L'artisan chevronné excellait dans la sculpture de plantes et surtout de fleurs. Il réfléchissait longtemps pour profiter le mieux des couleurs naturelles de la pierre. La grande passion qu'il avait pour les fruits de mer lui donna cette idée : une crevette rose clair sur un plat blanc. Il esquissa le dessin sur une des deux pièces.

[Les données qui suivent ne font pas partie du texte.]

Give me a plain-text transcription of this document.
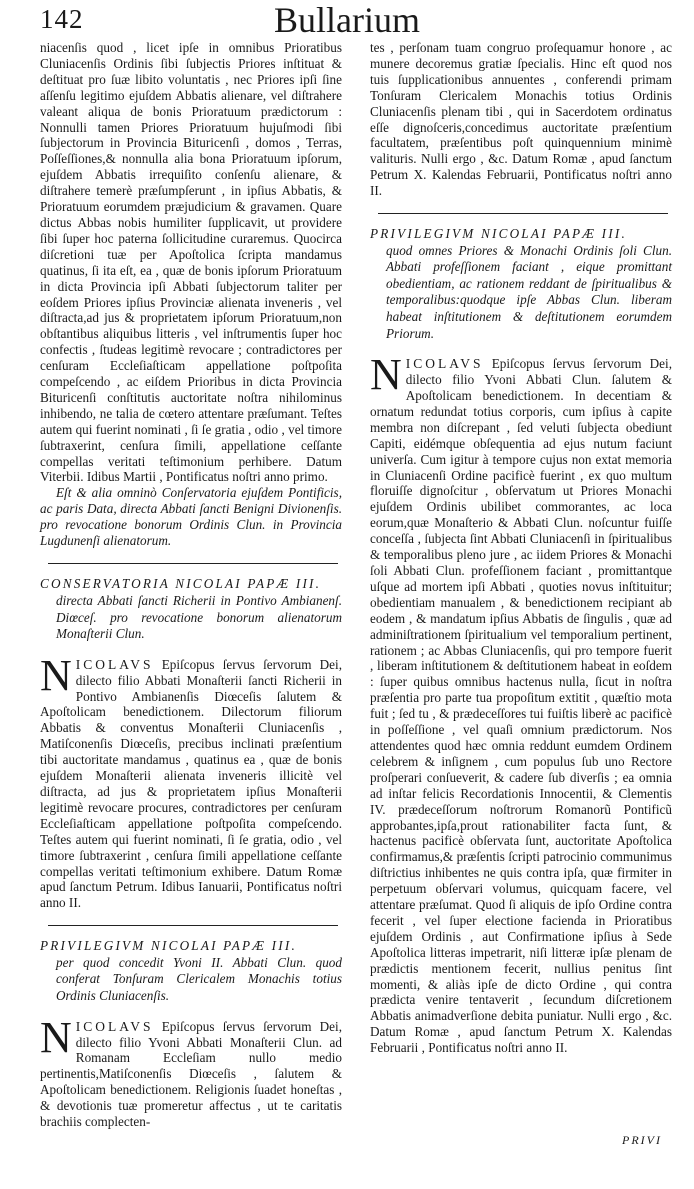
142	Bullarium

niacenſis quod , licet ipſe in omnibus Prioratibus Cluniacenſis Ordinis ſibi ſubjectis Priores inſtituat & deſtituat pro ſuæ libito voluntatis , nec Priores ipſi ſine aſſenſu legitimo ejuſdem Abbatis alienare, vel diſtrahere valeant aliqua de bonis Prioratuum prædictorum : Nonnulli tamen Priores Prioratuum hujuſmodi ſibi ſubjectorum in Provincia Bituricenſi , domos , Terras, Poſſeſſiones,& nonnulla alia bona Prioratuum ipſorum, ejuſdem Abbatis irrequiſito conſenſu alienare, & diſtrahere temerè præſumpſerunt , in ipſius Abbatis, & Prioratuum eorumdem præjudicium & gravamen. Quare dictus Abbas nobis humiliter ſupplicavit, ut providere ſibi ſuper hoc paterna ſollicitudine curaremus. Quocirca diſcretioni tuæ per Apoſtolica ſcripta mandamus quatinus, ſi ita eſt, ea , quæ de bonis ipſorum Prioratuum in dicta Provincia ipſi Abbati ſubjectorum taliter per eoſdem Priores ipſius Provinciæ alienata inveneris , vel diſtracta,ad jus & proprietatem ipſorum Prioratuum,non obſtantibus aliquibus litteris , vel inſtrumentis ſuper hoc confectis , ſtudeas legitimè revocare ; contradictores per cenſuram Eccleſiaſticam appellatione poſtpoſita compeſcendo , ac eiſdem Prioribus in dicta Provincia Bituricenſi conſtitutis auctoritate noſtra nihilominus inhibendo, ne talia de cœtero attentare præſumant. Teſtes autem qui fuerint nominati , ſi ſe gratia , odio , vel timore ſubtraxerint, cenſura ſimili, appellatione ceſſante compellas veritati teſtimonium perhibere. Datum Viterbii. Idibus Martii , Pontificatus noſtri anno primo.

Eſt & alia omninò Conſervatoria ejuſdem Pontificis, ac paris Data, directa Abbati ſancti Benigni Divionenſis. pro revocatione bonorum Ordinis Clun. in Provincia Lugdunenſi alienatorum.

CONSERVATORIA NICOLAI PAPÆ III.
directa Abbati ſancti Richerii in Pontivo Ambianenſ. Diœceſ. pro revocatione bonorum alienatorum Monaſterii Clun.

NICOLAVS Epiſcopus ſervus ſervorum Dei, dilecto filio Abbati Monaſterii ſancti Richerii in Pontivo Ambianenſis Diœceſis ſalutem & Apoſtolicam benedictionem. Dilectorum filiorum Abbatis & conventus Monaſterii Cluniacenſis , Matiſconenſis Diœceſis, precibus inclinati præſentium tibi auctoritate mandamus , quatinus ea , quæ de bonis ejuſdem Monaſterii alienata inveneris illicitè vel diſtracta, ad jus & proprietatem ipſius Monaſterii legitimè revocare procures, contradictores per cenſuram Eccleſiaſticam appellatione poſtpoſita compeſcendo. Teſtes autem qui fuerint nominati, ſi ſe gratia, odio , vel timore ſubtraxerint , cenſura ſimili appellatione ceſſante compellas veritati teſtimonium exhibere. Datum Romæ apud ſanctum Petrum. Idibus Ianuarii, Pontificatus noſtri anno II.

PRIVILEGIVM NICOLAI PAPÆ III.
per quod concedit Yvoni II. Abbati Clun. quod conferat Tonſuram Clericalem Monachis totius Ordinis Cluniacenſis.

NICOLAVS Epiſcopus ſervus ſervorum Dei, dilecto filio Yvoni Abbati Monaſterii Clun. ad Romanam Eccleſiam nullo medio pertinentis,Matiſconenſis Diœceſis , ſalutem & Apoſtolicam benedictionem. Religionis ſuadet honeſtas , & devotionis tuæ promeretur affectus , ut te caritatis brachiis complecten-

tes , perſonam tuam congruo proſequamur honore , ac munere decoremus gratiæ ſpecialis. Hinc eſt quod nos tuis ſupplicationibus annuentes , conferendi primam Tonſuram Clericalem Monachis totius Ordinis Cluniacenſis plenam tibi , qui in Sacerdotem ordinatus eſſe dignoſceris,concedimus auctoritate præſentium facultatem, præſentibus poſt quinquennium minimè valituris. Nulli ergo , &c. Datum Romæ , apud ſanctum Petrum X. Kalendas Februarii, Pontificatus noſtri anno II.

PRIVILEGIVM NICOLAI PAPÆ III.
quod omnes Priores & Monachi Ordinis ſoli Clun. Abbati profeſſionem faciant , eique promittant obedientiam, ac rationem reddant de ſpiritualibus & temporalibus:quodque ipſe Abbas Clun. liberam habeat inſtitutionem & deſtitutionem eorumdem Priorum.

NICOLAVS Epiſcopus ſervus ſervorum Dei, dilecto filio Yvoni Abbati Clun. ſalutem & Apoſtolicam benedictionem. In decentiam & ornatum redundat totius corporis, cum ipſius à capite membra non diſcrepant , ſed veluti ſubjecta obediunt Capiti, eidémque obſequentia ad ejus nutum faciunt univerſa. Cum igitur à tempore cujus non extat memoria in Cluniacenſi Ordine pacificè fuerint , ex quo multum floruiſſe dignoſcitur , obſervatum ut Priores Monachi ejuſdem Ordinis ubilibet commorantes, ac loca eorum,quæ Monaſterio & Abbati Clun. noſcuntur fuiſſe conceſſa , ſubjecta ſint Abbati Cluniacenſi in ſpiritualibus & temporalibus pleno jure , ac iidem Priores & Monachi ſoli Abbati Clun. profeſſionem faciant , promittantque uſque ad mortem ipſi Abbati , quoties novus inſtituitur; obedientiam manualem , & benedictionem recipiant ab eodem , & mandatum ipſius Abbatis de ſingulis , quæ ad adminiſtrationem ſpiritualium vel temporalium pertinent, rationem ; ac Abbas Cluniacenſis, qui pro tempore fuerit , liberam inſtitutionem & deſtitutionem habeat in eoſdem : ſuper quibus omnibus hactenus nulla, ſicut in noſtra præſentia pro parte tua propoſitum extitit , quæſtio mota fuit ; ſed tu , & prædeceſſores tui fuiſtis liberè ac pacificè in poſſeſſione , vel quaſi omnium prædictorum. Nos attendentes quod hæc omnia reddunt eumdem Ordinem celebrem & inſignem , cum populus ſub uno Rectore proſperari conſueverit, & cadere ſub diverſis ; ea omnia ad inſtar felicis Recordationis Innocentii, & Clementis IV. prædeceſſorum noſtrorum Romanorũ Pontificũ approbantes,ipſa,prout rationabiliter facta ſunt, & hactenus pacificè obſervata ſunt, auctoritate Apoſtolica confirmamus,& præſentis ſcripti patrocinio communimus diſtrictius inhibentes ne quis contra ipſa, quæ firmiter in perpetuum obſervari volumus, quicquam facere, vel attentare præſumat. Quod ſi aliquis de ipſo Ordine contra fecerit , vel ſuper electione facienda in Prioratibus ejuſdem Ordinis , aut Confirmatione ipſius à Sede Apoſtolica litteras impetrarit, niſi litteræ ipſæ plenam de prædictis mentionem fecerit, nullius penitus ſint momenti, & aliàs ipſe de dicto Ordine , qui contra prædicta venire tentaverit , ſecundum diſcretionem Abbatis animadverſione debita puniatur. Nulli ergo , &c. Datum Romæ , apud ſanctum Petrum X. Kalendas Februarii , Pontificatus noſtri anno II.

PRIVI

La sculpture sur jade est un art qui réclame un esprit créateur et une grande habileté. Au cours du travail, un artisan qualifié sait voir au-dessous de la surface de la pierre pour connaître la profondeur de la couleur et sa direction, et prévoir ce qui va arriver dans la pierre d'après les bruits de polissage. Il répand de l'eau avec ses doigts sur la pierre quand la pâte d'abrasif voile sa surface. En fait, le jade n'est pas sculpté, mais il est poncé, jusqu'à ce qu'on obtienne la forme désirée.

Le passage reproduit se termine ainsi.